Едем дальше. Я обычно привожу какие-то подарки Бобби – он приобрел привычку требовать их, как только я переступаю порог. Правда, радуется он любой ерунде – это для него скорее ритуал. Но он сам едет сюда. Джессике купить что-то без нее сложнее, так что я привожу ей что-то, только когда эта вещь мне самому очень понравилась. Зато я во всех поездках стараюсь купить что-то красивое или необычное для Пэгги. Видимся мы не так часто, так что, когда это случается, я вываливаю перед ней целую кучу самых разнообразных предметов. В последний раз это была фигура сидящего старика из черного дерева, сделанная в Гвинее в XIX веке и вывезенная через местную таможню за взятку в двадцать долларов, дивная брошка венецианского стекла из Мурано и большой, только что вышедший альбом Леонор Фини, купленный в Вене. Я знаю, что мы сделаем! Мы купим Пэгги что-нибудь в Брюсселе, на антикварном рыночке у церкви Нотр-Дам-дю-Саблон. Черт! Я обещал привезти сыру Элис. Но покупать его здесь, в Париже, а потом три дня держать в холодильнике в Брюсселе? Глупо! Наверняка тот же французский сыр можно найти и в Бельгии.
Я набрал нашего партнера в Брюсселе – хорошо сложенного, приятной внешности интеллигентного тридцатипятилетнего мужчину по имени Клод и с неподходящей фамилией Мальфе (что по-французски означает «невзрачный», «недоделанный», «плохо сработанный»). Его характерная особенность – восторженность. Слушая его, ты понимаешь, что мир вокруг нас полон чудес, и ни одно из них упустить непозволительно. Я-то просто хотел заказать гостиницу, не думая еще, как мне объяснить Джессике и Бобби наш скоропалительный отъезд из Парижа, но этот разговор пришелся как нельзя кстати.
– Пако, вы обязательно должны приехать в Брюссель! – сходу захлебываясь, начал Клод. – Я вам уже писал по мейлу, что выставка Поля Дельво закроется на следующей неделе. Вы же любите Поля Дельво?
Поль Дельво – один из двух-трех современных художников, которых я по-настоящему люблю. У меня в гостиной даже висит одна его авторская литография с автографом. Знаете, кто такой Поль Дельво? Бельгийский художник, картины которого – застывшие сны, в которых по пустынным улицам ходят совершенно обнаженные молодые дамы и одетые в костюмы-тройки нестарые мужчины. Мне нравится, когда кто-то талантливый выражает фантазмы обычных людей – таких, как я.

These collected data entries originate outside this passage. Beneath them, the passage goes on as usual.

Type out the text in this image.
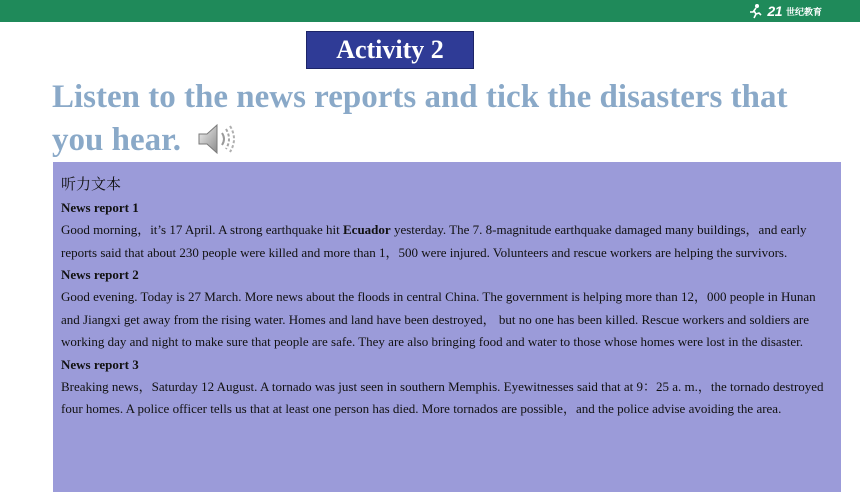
21 世纪教育
Activity 2
Listen to the news reports and tick the disasters that you hear.
听力文本
News report 1
Good morning，it’s 17 April. A strong earthquake hit Ecuador yesterday. The 7. 8-magnitude earthquake damaged many buildings，and early reports said that about 230 people were killed and more than 1，500 were injured. Volunteers and rescue workers are helping the survivors.
News report 2
Good evening. Today is 27 March. More news about the floods in central China. The government is helping more than 12，000 people in Hunan and Jiangxi get away from the rising water. Homes and land have been destroyed， but no one has been killed. Rescue workers and soldiers are working day and night to make sure that people are safe. They are also bringing food and water to those whose homes were lost in the disaster.
News report 3
Breaking news，Saturday 12 August. A tornado was just seen in southern Memphis. Eyewitnesses said that at 9：25 a. m.，the tornado destroyed four homes. A police officer tells us that at least one person has died. More tornados are possible，and the police advise avoiding the area.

– Это первая после его смерти выставка, на которую свезены работы со всего мира, – продолжал тарахтеть Клод, не останавливаясь, чтобы выслушать ответ на его же вопрос. – Вы, конечно, сможете когда-нибудь потом съездить в его дом в Сент-Идесбальд, где, разумеется, очень достойная экспозиция. Но она не идет ни в какое сравнение с той, которая скоро закончится. Тем более, что ее потом повезут еще куда-то, и картины Дельво вернутся в Сент-Идесбальд не скоро. Нет, на вашем месте я бы срочно сел в самолет и прилетел в Брюссель только ради этого. Такое событие бывает раз в жизни, а вы рискуете это пропустить!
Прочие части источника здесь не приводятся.